A CEO da startup conta também que a solução pode ser integrada a qualquer ERP (software de gestão empresarial), auxiliando importantes transações de distribuidores de insumos e lojas agropecuárias. “Com a Assinei, alguns processos ganham mais agilidade. Um exemplo são os pedidos de venda. Se o gestor da loja não estiver presente no escritório, ele consegue assinar a solicitação e autorização, de qualquer lugar, por meio de um link recebido em seu e-mail ou por SMS.”

Outro documento que pode substituir a assinatura feita a mão pela digital é a receita agronômica. A Assinei permite que o engenheiro agronômico assine o documento direto do seu smartphone, em poucos cliques e com agilidade.

ALGODÃO SUSTENTÁVEL

O Programa Algodão Brasileiro Responsável (ABR), iniciativa da Associação Brasileira dos Produtores de Algodão (Abrapa) e suas afiliadas estaduais para certificação de pluma sustentável, que antes era limitado às fazendas produtoras da fibra, agora chega às unidades de beneficiamento de algodão (UBA).

Em resumo as “algodoeiras” eram o único elo desta longa cadeia produtiva no Brasil que ainda careciam de uma certificação. O conceito balizador é a sustentabilidade com a preocupação ambiental, social e econômica. Com isso, a trajetória de uma roupa de algodão será potencialmente rastreável de ponta a ponta.

Foto: Abapa/Divulgação

Desde 2012, o sistema ajuda a tornar o Brasil campeão global de fibra sustentável, licenciada pela ONG suíça Better Cotton Initiative (BCI), referência internacional no assunto. Os brasileiros estabeleceram oito critérios de avaliação: contrato de trabalho; proibição do trabalho infantil; proibição de trabalho análogo a escravo ou em condições degradantes ou indignas; liberdade de associação sindical; proibição de discriminação de pessoas; segurança, saúde ocupacional, e meio ambiente do trabalho; desempenho ambiental e boas práticas, e mais 170 itens de verificação e certificação.

Segundo o presidente da Abrapa, Milton Garbugio, é no contexto de crise que o esforço em sustentabilidade precisa ser redobrado. “Estamos aprendendo a trabalhar sob novos protocolos, e a atividade têxtil foi uma das primeiras a sentir o impacto da pandemia. Infelizmente, este setor ainda vai sofrer duros efeitos por um tempo. Mas, a gente acredita que sustentabilidade não é para fazer bonito para os clientes, é questão de sobrevivência para pessoas e empresas.”
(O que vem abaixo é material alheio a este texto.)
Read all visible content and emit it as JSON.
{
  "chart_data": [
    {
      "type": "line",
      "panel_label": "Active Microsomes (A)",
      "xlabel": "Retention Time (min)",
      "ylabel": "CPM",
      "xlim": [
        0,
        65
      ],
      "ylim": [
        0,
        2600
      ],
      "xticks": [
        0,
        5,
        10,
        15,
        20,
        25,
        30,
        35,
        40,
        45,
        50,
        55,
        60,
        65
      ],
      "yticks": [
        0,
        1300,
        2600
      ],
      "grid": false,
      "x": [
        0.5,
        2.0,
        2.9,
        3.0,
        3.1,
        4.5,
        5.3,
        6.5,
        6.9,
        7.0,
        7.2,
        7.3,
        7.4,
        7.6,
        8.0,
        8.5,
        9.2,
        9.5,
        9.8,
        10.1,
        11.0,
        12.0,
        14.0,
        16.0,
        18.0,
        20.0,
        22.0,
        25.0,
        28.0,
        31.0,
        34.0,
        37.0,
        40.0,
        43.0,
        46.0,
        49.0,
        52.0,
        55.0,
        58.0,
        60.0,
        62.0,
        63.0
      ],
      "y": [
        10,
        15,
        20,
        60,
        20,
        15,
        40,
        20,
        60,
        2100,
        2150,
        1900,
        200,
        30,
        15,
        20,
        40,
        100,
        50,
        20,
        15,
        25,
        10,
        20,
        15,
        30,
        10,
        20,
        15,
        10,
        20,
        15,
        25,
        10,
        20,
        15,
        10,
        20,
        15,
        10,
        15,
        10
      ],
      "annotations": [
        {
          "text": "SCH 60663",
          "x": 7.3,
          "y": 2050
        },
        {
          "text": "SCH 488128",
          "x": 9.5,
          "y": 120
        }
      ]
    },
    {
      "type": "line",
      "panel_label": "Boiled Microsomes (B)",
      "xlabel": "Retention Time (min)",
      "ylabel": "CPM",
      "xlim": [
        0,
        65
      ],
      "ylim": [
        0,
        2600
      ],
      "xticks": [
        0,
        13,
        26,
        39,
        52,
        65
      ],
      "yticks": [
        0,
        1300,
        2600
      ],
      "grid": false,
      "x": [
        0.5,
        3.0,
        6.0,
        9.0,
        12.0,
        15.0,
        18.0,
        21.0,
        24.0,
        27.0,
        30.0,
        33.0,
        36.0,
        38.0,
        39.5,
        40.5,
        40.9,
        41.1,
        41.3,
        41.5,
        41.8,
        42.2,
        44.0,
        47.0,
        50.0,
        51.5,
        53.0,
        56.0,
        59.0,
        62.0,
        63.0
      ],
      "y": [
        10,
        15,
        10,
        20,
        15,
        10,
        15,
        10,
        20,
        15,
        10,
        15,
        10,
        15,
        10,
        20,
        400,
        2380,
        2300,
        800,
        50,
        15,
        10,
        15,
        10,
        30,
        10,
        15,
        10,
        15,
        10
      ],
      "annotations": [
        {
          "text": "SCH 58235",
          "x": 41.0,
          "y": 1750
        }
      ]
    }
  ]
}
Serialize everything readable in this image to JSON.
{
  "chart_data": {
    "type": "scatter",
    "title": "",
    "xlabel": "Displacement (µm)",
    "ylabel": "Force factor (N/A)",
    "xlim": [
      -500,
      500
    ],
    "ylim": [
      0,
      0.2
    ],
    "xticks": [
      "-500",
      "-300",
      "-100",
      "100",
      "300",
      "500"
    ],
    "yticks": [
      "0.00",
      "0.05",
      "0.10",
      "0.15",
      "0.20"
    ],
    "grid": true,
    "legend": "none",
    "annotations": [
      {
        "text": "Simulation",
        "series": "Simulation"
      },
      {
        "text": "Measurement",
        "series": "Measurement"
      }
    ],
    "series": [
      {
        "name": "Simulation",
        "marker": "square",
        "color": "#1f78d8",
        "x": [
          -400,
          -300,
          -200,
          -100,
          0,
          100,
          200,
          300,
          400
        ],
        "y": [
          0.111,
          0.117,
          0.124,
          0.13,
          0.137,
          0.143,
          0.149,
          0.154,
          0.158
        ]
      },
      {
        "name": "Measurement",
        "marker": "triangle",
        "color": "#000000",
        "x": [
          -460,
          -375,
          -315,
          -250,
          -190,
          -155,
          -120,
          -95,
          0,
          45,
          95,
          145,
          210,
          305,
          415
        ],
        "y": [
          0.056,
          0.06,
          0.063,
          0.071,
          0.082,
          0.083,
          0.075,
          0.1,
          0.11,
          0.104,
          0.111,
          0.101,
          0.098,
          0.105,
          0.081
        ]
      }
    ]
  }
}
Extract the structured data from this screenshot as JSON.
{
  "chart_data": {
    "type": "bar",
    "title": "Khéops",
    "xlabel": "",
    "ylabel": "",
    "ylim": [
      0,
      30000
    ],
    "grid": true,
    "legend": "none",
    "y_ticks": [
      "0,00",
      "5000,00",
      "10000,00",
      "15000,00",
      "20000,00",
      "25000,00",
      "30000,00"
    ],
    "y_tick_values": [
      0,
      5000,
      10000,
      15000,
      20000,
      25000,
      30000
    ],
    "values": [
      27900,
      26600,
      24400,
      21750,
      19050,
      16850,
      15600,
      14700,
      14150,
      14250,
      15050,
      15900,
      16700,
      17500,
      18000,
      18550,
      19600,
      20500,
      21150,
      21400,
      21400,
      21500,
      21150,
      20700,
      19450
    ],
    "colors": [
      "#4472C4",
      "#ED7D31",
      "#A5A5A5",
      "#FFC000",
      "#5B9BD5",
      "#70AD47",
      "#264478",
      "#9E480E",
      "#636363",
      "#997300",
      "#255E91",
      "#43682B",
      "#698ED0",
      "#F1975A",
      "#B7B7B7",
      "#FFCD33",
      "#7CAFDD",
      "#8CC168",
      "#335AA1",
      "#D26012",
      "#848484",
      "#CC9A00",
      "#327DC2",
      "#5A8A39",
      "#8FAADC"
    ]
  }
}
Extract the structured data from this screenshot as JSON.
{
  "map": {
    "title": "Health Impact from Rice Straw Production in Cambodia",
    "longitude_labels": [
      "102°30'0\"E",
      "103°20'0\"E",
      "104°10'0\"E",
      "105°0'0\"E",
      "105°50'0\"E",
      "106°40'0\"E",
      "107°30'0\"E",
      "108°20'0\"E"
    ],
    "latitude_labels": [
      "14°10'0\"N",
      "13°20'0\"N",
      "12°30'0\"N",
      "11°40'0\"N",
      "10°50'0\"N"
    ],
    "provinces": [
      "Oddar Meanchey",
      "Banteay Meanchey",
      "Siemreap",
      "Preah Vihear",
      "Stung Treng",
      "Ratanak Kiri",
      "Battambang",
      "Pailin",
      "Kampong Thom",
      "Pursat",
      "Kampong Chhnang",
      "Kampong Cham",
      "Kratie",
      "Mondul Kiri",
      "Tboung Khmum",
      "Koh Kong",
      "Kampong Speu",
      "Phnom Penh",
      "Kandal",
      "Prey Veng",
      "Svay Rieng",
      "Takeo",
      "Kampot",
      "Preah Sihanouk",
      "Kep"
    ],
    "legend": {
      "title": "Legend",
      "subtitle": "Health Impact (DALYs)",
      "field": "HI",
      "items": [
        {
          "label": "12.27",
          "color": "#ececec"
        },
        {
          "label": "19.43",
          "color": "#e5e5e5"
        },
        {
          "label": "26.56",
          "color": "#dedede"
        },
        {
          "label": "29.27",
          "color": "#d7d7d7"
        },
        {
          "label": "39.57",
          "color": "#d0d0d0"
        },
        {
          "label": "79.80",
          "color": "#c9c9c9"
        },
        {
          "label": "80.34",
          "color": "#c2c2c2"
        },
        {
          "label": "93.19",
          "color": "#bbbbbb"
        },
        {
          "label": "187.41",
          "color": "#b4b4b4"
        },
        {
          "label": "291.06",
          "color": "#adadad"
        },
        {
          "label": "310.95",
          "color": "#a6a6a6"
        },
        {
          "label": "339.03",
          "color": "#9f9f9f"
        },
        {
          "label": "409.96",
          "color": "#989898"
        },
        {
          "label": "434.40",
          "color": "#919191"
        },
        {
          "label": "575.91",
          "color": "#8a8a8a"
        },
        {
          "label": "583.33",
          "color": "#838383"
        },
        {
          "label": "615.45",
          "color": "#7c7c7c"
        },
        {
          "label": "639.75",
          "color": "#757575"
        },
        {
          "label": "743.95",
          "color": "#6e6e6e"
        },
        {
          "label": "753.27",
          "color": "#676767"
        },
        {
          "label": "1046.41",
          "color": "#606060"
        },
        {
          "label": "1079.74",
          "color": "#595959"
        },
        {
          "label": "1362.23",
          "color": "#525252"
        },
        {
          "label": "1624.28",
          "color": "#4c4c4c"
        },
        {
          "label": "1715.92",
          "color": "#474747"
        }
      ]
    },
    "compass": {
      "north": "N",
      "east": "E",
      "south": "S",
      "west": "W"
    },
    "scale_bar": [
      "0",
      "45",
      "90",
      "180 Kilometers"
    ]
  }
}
3 MARIAS PROMOVE DIA DE NEGÓCIOS E LEILÃO

A genética Angus estará em evidência no 8º Dia de Negócios e Leilão realizado pela Fazenda Três Marias Agronegócios, do proprietário Dorival Carlos Borga, de Videira (SC). Com oferta de 34 touros Angus, nove trios de fêmeas Angus e uma fêmea Angus individual, o leilão ocorrerá no dia 1º de agosto, a partir das 13h, de forma virtual. A transmissão ao vivo será pelo canal da Pampa Remates, responsável pelo evento.

O martelo será comandado pelo leiloeiro Candido Scholl.

Mais informações pelos telefones (46) 99976-0085 e (49) 99906-6338.

UNIVERSIDADE DO CAVALO RECOMENDA PRODUTOS EQUISTRO

Especialista em cavalos e proprietário da Universidade do Cavalo, em Sorocaba (SP), Aluísio Marins defende o uso dos produtos da linha Equistro. Segundo ele, a marca Equistro tem uma longa trajetória de resultados pelo mundo. Os maiores cavaleiros e amazonas do planeta usam Equistro®”, reforça Aluísio Marins.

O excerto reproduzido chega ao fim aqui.